SAWT BEIRUT INTERNATIONAL

| 28 November 2022, Monday |

Réfuter et contester la loi : pour des irrégularités ou pour supprimer les élections ?

Au moment où la Chambre des représentants, lors de sa première session législative dans sa session ordinaire, le 19 octobre, a pris une série de décisions concernant les prochaines élections parlementaires, qui sont censées constituer une indication que cette prestation se produira inévitablement …. Cependant, cette question n’est toujours pas garantie à ce jour, et leur sort est entouré d’un épais brouillard, selon ce que disent des sources politiques opposées à « Al Markazia ».

Mardi dernier, le Parlement a approuvé la tenue des élections le 27 mars, malgré l’objection du « Liban fort ». Il a amendé le texte et maintenu le vote des expatriés pour 128 députés selon les 15 circonscriptions. Dès la fin de la session, le chef du Courant patriotique libre, le député Gebran Bassil, est apparu dans une conférence de presse, brandissant les amendements et rejetant fermement l’approche des élections et ce qui a été approuvé concernant le vote des expatriés.

Alors que le président du Parlement, Nabih Berri, a signé mercredi la loi visant à amender la loi sur l’élection des membres de la Chambre des représentants et à la renvoyer à la présidence du Conseil des ministres avec une délivrance précipitée conformément au premier paragraphe de l’article 56 de la Constitution, avant que le Premier ministre Najib Mikati la signe et la renvoie à la présidence de la République, mais il a arrêté, bien que temporairement, à cette station.

Hier, et de manière attendue, le Président de la République, le général Michel Aoun, a signé un décret pour renvoyer la « loi » au Parlement pour réexamen. Dans le décret, le Président de la République s’est appuyé sur plusieurs études juridiques et constitutionnelles, sur des décisions antérieures du Conseil constitutionnel et sur des articles de la Déclaration universelle des droits de l’homme pour expliquer les violations contenues dans cette loi, notamment en ce qui concerne le raccourcissement du délai constitutionnel pour la date des élections et ce qui pourrait causer l’incapacité des électeurs à exercer leur droit de vote en raison des « facteurs naturels et climatiques qui prévalent souvent en mars (pluie, orages et neige) ».

Dans le décret, le président Aoun a souligné que « le raccourcissement des délais empêcherait les électeurs résidant à l’extérieur du Liban de pouvoir exercer leur droit politique préservé dans la loi électorale actuelle en votant pour leurs représentants dans la circonscription électorale désignée pour les non-résidents dans le cycle électoral que nous connaissons. ». De plus, cette loi « prive du droit de vote 10.685 citoyens et citoyennes de toutes les sectes, qui ont atteint l’âge de 21 ans entre le premier février et le trente mars 2022″… En conséquence, Berri a appelé à une session des commissions mixtes, mardi, pour étudier la réponse à la loi électorale.

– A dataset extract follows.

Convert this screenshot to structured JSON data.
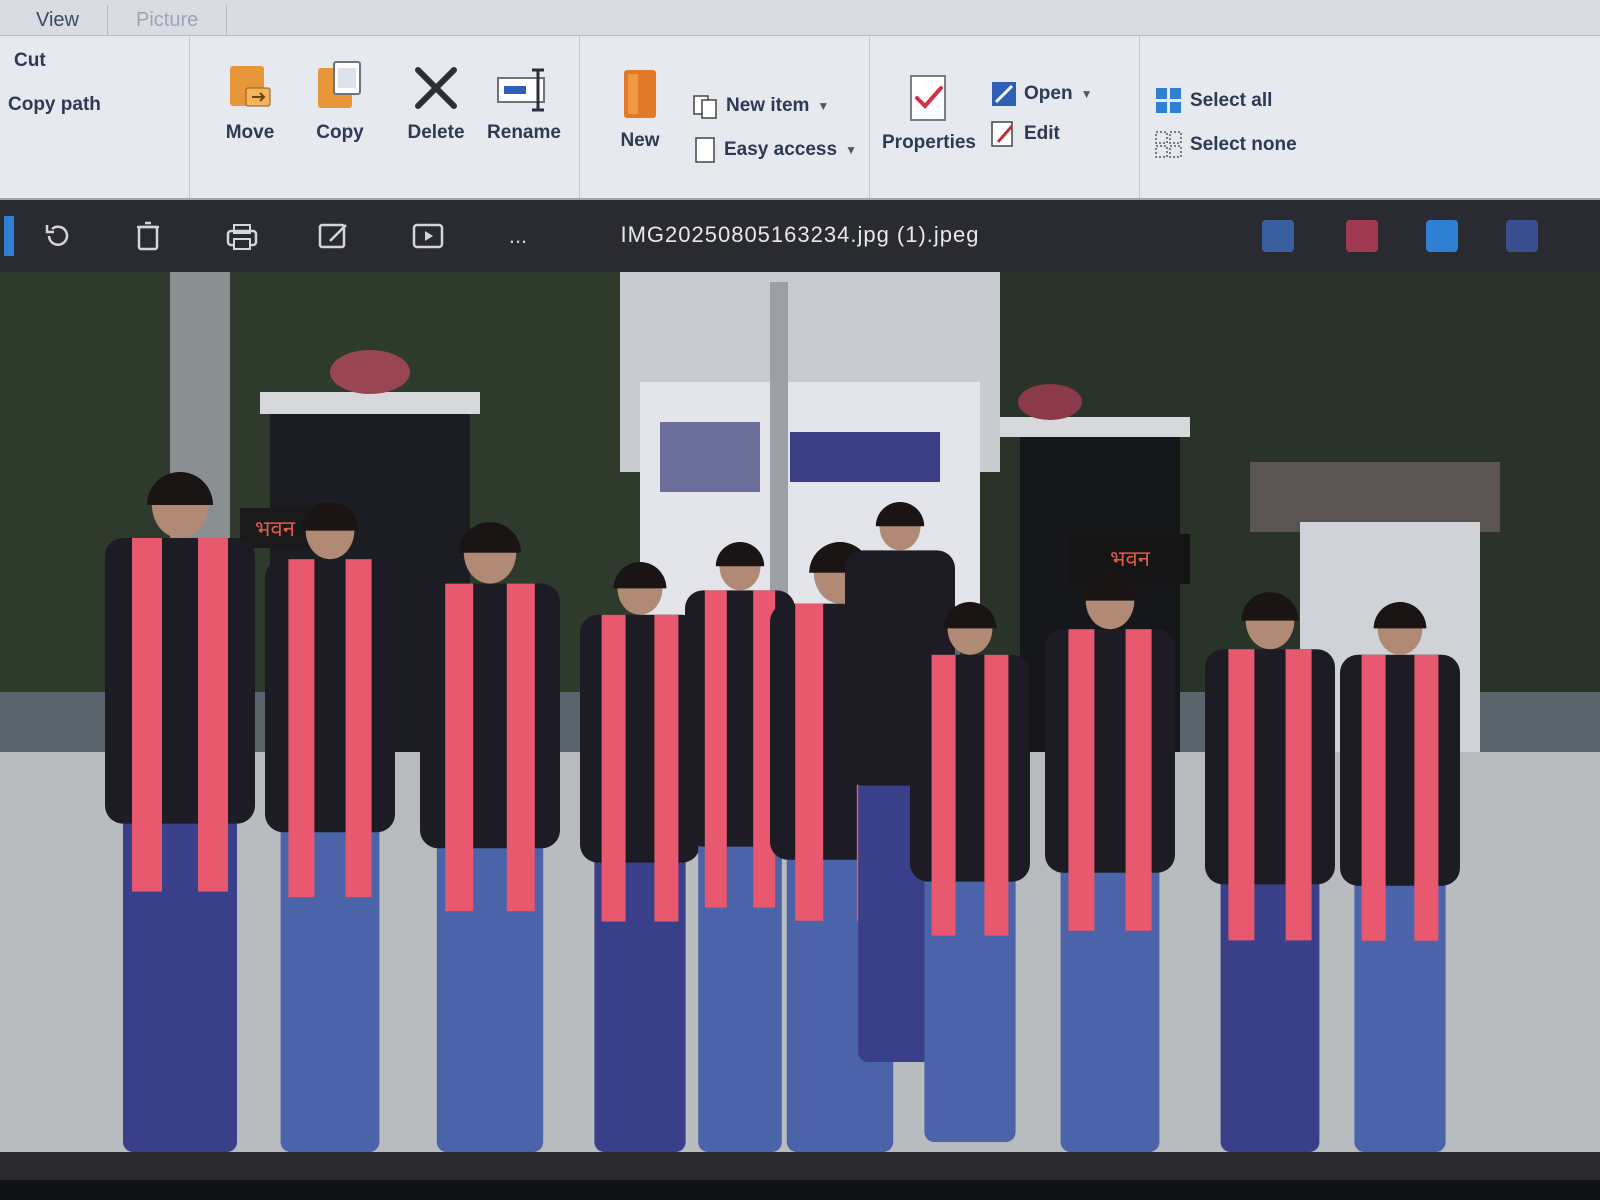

Ici, les sources expliquent que la loi, parce qu’elle est accélérée, reviendra et entrera en vigueur dès que la Chambre des représentants la réexaminera, mais elles indiquent que le coup qu’elle risque de recevoir viendra du Courant patriotique libre, qui s’apprête à la contester devant le Conseil constitutionnel. Cette procédure peut affecter les délais qui sont légalement censés permettre au processus électoral de se dérouler, de se préparer, et elle le perturbera pour qu’on puisse le dépasser, ce qui rendra le droit à la fois nul et contestable dans ses résultats… Les données susmentionnées nous placent devant les questions suivantes : Certaines personnes, par ce moyen, cherchent-elles à modifier la date des élections et à y faire participer les expatriés, d’une manière qui convient aux intérêts de leur équipe politique, ou le véritable objectif est-il de faire supprimer les élections et de ne pas les organiser ?!